FYI on an RMA to toyotapartsdeal on the above part that is the wrong one. I requested an RMA to return it, they first denied claiming it was an electrical part where there are no returns, I used the online chat bc I was at work to follow up bc the part is purely mechanical, they checked and confirmed it was not electrical, sent me an RMA, and shipping label for the trouble, so far so good, except there is a 20% restocking fee, unless I order the correct part, however, we all know OEM is NLA. Might try to see if I can order something else to not eat the 20%, driver seat could use new bottom foam. Will update. It's a bit of a hassle but lets see what happens, if it does not work out maybe someone in the 1FZ section here needs it or I can trade it for some swag from @NLXTACY . If it does work out, the lesson is don't take the first "NO" for an answer.
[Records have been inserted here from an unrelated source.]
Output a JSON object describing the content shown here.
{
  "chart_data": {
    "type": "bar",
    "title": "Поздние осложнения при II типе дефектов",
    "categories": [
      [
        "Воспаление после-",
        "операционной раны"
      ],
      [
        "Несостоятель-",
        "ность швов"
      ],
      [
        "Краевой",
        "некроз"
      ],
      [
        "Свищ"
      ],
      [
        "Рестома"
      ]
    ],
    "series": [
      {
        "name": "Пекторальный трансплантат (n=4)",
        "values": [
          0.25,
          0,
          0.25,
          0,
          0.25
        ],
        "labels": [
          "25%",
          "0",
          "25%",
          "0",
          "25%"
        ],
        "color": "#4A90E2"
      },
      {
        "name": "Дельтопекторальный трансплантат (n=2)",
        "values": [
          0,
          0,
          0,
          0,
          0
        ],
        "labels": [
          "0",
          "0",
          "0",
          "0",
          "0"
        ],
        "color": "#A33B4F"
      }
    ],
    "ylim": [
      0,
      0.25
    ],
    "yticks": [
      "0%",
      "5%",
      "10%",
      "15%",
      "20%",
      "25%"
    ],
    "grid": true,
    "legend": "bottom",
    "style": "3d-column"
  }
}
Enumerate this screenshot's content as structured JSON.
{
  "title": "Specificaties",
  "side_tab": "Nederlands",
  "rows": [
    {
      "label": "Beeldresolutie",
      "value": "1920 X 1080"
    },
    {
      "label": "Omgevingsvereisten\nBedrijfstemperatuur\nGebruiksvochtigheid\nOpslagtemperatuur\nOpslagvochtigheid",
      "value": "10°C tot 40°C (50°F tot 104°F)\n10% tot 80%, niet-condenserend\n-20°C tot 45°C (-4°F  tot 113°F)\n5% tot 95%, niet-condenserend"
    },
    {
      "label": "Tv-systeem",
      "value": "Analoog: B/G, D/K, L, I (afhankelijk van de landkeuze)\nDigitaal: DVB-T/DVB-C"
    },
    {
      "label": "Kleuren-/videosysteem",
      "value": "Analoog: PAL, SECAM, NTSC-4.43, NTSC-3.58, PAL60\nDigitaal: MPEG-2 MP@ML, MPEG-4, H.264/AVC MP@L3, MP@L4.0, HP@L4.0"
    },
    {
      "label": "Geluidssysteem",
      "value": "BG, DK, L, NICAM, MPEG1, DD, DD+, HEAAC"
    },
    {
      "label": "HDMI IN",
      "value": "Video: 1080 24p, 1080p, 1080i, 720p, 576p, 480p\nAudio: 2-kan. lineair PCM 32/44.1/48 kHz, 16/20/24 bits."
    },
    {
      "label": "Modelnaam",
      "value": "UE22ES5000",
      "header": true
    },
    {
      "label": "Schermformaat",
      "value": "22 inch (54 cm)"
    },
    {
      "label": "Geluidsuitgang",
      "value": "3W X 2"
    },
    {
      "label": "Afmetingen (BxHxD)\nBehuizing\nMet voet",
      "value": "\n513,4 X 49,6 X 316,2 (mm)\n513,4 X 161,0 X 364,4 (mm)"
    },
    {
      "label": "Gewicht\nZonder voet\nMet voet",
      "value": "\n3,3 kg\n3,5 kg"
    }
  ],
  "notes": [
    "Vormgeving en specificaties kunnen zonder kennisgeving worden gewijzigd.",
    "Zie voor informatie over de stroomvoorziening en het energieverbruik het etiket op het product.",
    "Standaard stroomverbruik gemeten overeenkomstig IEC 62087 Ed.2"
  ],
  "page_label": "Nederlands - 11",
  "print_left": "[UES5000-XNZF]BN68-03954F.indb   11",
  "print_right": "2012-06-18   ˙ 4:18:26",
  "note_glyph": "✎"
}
Got nothing done on the 80 this weekend, but got my CJ ready for sale, it's been a rolling restore for 4 years, more money in parts, welding and labor than I care to admit, but the 80 is a big step up, besides, might have to make room for a 97 with lockers....it's certainly a pleasurable sickness isn't it. lol
OK, returned the oem part, TPD reduced the restocking fee by half bc the part is NLA. No big deal. Got the rock auto part and the design is correct for flow direction, however, the valve appears to be reversible b/c there is no opening on the "flow in" side, to create a pressure seal on the flow out side. Will only know if the oem part is the same once I need to replace it. Visually, compared to the wrong oem part, build construction seems to be about 80% for the rock auto version. I'll certainly be waiting to replace it. Probably TMI for most, but I know you OCD guys "get it". Yes- replied to my own thread, lol.
 
Just picked up my first Land Cruiser. 1997 with 150k miles on it. Great shape, but needs some work on a few issues. Gas Filler pipe is leaking and belts need to be done. Also, looks like exhaust going over axle got smashed and the thing sounds awful. Looking forward to wrenching on it and learning from the forums.

In NJ and Catskills
1997 Land Cruiser
 
Just picked up my first Land Cruiser. 1997 with 150k miles on it. Great shape, but needs some work on a few issues. Gas Filler pipe is leaking and belts need to be done. Also, looks like exhaust going over axle got smashed and the thing sounds awful. Looking forward to wrenching on it and learning from the forums.

In NJ and Catskills
1997 Land Cruiser

Congrats! This thread is for 1991 and 1992 FJ80's that came with the old but reliable 3-FE engine. Yours has the 1FZ-FE engine which has more power but more problems that the 3-FE. Notable weak spots are the head gasket and PHH or "Pesky Heater Hose". My guess is that with that many miles, both have been addressed on yours, but you should check the PHH for sure. Welcome to the forum, these guys are 80 series experts.